Он чувствовал, как ускользает, уходит от него что-то главное, составлявшее, может быть, цель и смысл его жизни. Все теперь казалось ему каким-то бесцветным и бессмысленным. Как ни напрягал он свое сознание, свой щедрый от природы ум, выхода из своего положения не находил. И не мог найти, так как в том положении, в котором он оказался, выхода просто не было, такого, какой можно было бы признать справедливым и приемлемым для него. Он ведь не мог просто куда-то уехать. Покинуть родину он не мог. Это означало бы для него поражение, крах всех его устремлений, надежд и борьбы. Он хотел жить и надеялся умереть на родине.

Он видел, что складывается уже какая-то иная жизнь, и дальнейшее сопротивление ей было направлено уже не на тех, кто устроил этот вселенский, революционный погром страны и народа, а на самих людей, на жертвы этого погрома, пытавшихся как-то уцелеть в этой озлобленной жизни. Он не мог не замечать и того, как трудно и мучительно поправлялась разоренная жизнь. Для него было ясно, что происходило это, несмотря на идеи, которые столь жестоко насаждались. Но этого, происходящего теперь, почти никто не понимал. И от того было еще более мучительно и нестерпимо досадно. Но вмешаться и повлиять на происходящее он уже не мог. Все совершалось как бы само собой и помимо него. В этом вздыбившемся жестокостью мире ему не находилось больше места.

Как человек чуткий, он не мог не замечать и того, как что-то странное и непонятное происходило теперь и с самими людьми. Под гнетом долгих насилий они становились какими-то другими, иными — не степенными и гордыми, как ранее, но суетными и испуганными. Словно что-то очень важное оказалось вынутым из их душ и сознания.

Василий Федорович Рябоконь обладал неизъяснимой силой влияния на людей лишь до тех пор, пока эта сила была в народе. И когда после долгих насилий над ними, выдаваемых за социалистические преобразования, эта сила истончилась в них, вымылась из душ и заменилась страхом, Рябоконь, даже сохранив свое упорство, былую смелость, изворотливость и предусмотрительность, уже не обладал той прежней силой и неуловимостью, которые были чужды и непонятны тем, кто пытался его любой ценой уничтожить.

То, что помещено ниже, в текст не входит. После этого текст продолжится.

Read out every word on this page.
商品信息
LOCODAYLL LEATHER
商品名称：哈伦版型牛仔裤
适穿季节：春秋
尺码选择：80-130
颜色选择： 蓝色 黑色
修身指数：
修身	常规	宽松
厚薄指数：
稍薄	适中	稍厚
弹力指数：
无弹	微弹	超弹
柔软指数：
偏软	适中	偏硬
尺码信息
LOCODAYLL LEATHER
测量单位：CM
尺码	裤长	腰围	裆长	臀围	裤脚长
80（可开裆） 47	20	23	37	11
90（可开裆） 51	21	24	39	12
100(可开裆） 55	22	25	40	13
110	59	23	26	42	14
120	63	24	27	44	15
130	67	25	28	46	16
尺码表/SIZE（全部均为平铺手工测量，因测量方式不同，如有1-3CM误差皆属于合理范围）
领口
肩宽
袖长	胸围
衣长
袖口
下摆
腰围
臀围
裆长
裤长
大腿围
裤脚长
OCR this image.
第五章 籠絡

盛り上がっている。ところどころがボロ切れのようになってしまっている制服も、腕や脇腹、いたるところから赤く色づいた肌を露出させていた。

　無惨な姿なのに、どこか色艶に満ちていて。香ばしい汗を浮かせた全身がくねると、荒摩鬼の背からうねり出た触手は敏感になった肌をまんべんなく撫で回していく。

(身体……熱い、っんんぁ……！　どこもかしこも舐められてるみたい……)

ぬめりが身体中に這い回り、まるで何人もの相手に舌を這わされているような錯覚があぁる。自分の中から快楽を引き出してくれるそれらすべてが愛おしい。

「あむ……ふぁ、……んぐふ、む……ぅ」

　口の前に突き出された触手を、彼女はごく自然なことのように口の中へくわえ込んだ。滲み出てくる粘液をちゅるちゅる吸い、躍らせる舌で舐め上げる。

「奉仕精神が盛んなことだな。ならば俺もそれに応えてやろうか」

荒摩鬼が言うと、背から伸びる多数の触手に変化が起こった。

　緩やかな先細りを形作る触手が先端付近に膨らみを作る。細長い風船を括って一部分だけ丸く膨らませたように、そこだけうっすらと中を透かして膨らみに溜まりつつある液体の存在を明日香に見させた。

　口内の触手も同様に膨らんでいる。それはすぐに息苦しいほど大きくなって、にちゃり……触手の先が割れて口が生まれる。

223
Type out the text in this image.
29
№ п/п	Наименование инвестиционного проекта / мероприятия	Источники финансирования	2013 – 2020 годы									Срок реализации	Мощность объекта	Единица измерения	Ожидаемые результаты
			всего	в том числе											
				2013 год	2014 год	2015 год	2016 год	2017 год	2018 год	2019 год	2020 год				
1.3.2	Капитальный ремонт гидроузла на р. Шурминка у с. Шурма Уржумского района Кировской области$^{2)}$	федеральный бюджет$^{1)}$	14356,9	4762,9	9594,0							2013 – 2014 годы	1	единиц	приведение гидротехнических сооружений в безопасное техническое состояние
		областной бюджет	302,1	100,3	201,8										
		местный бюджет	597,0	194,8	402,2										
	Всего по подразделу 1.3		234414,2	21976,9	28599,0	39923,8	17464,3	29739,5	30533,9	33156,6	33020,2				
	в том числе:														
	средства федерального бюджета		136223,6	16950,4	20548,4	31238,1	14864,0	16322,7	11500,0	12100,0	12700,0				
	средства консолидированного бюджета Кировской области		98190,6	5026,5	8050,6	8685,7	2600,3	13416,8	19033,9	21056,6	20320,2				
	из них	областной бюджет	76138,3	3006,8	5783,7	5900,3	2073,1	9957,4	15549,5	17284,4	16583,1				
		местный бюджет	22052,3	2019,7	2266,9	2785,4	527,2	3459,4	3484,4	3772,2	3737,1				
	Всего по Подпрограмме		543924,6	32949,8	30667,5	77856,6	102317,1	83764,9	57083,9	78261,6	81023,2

Он все чаще впадал в полудремное забытье, и в памяти всплывали одни и те же родные видения. Виделась отцовская хата на Золотьках, большой, четырехскатный старинный дом, под темной камышовой крышей. Сараи, конюшня, амбар, колодезный журавль, смело вскинутый в небо.

И почему-то чаще вспоминалась картина летнего дождя, когда жаркий день заволакивался тяжелыми тучами. Ветер тревожно трепал деревья, поднимал дорожную пыль вместе с листьями и травой. Испуганные куры пугливо убегали под навес. Напоминал о себе жалобным, зовущим мычанием теленок, припнутый на выгоне. Блеяли овцы, гуртуясь, убегали в темный проем сарая. Хлопающим на ветру брезентом накрывали только что заскирдованное, еще не осевшее сено. Какая-то непонятная тревога пробегала по телу.

Первые крупные капли взбивали пыль, которая, смешиваясь со свежестью, разливалась вокруг теплым запахом. Застыв на крыльце, в проеме двери, приятно было смотреть на то, как лопались в луже большие бульбы и как вода, собираясь в лужи, витыми желтоватыми потоками нетерпеливо устремлялась куда-то.

А то виделся родной дом ясным, знойным летним днем. Огромный серебристый тополь, шатром нависавший над хатой, легко плескался серебристыми листьями. В купах старых акаций перекатывалось глуховатое, грудное воркование горлицы. Как он любил эту незлобную птичью жалобу среди зеленого, цветущего хуторского мира!

Вся эта мирная жизнь, которой они жили совсем недавно, куда-то делась мгновенно, словно ее смыло враз нежданно набежавшей, невидимой волной. О ней можно было теперь жалеть, печалиться о ней, плакать над ней, но никакая сила уже не могла ее возвратить. Сколь она много значила, как она дорога, видимо, в полной мере и можно было понять лишь теперь, потеряв ее.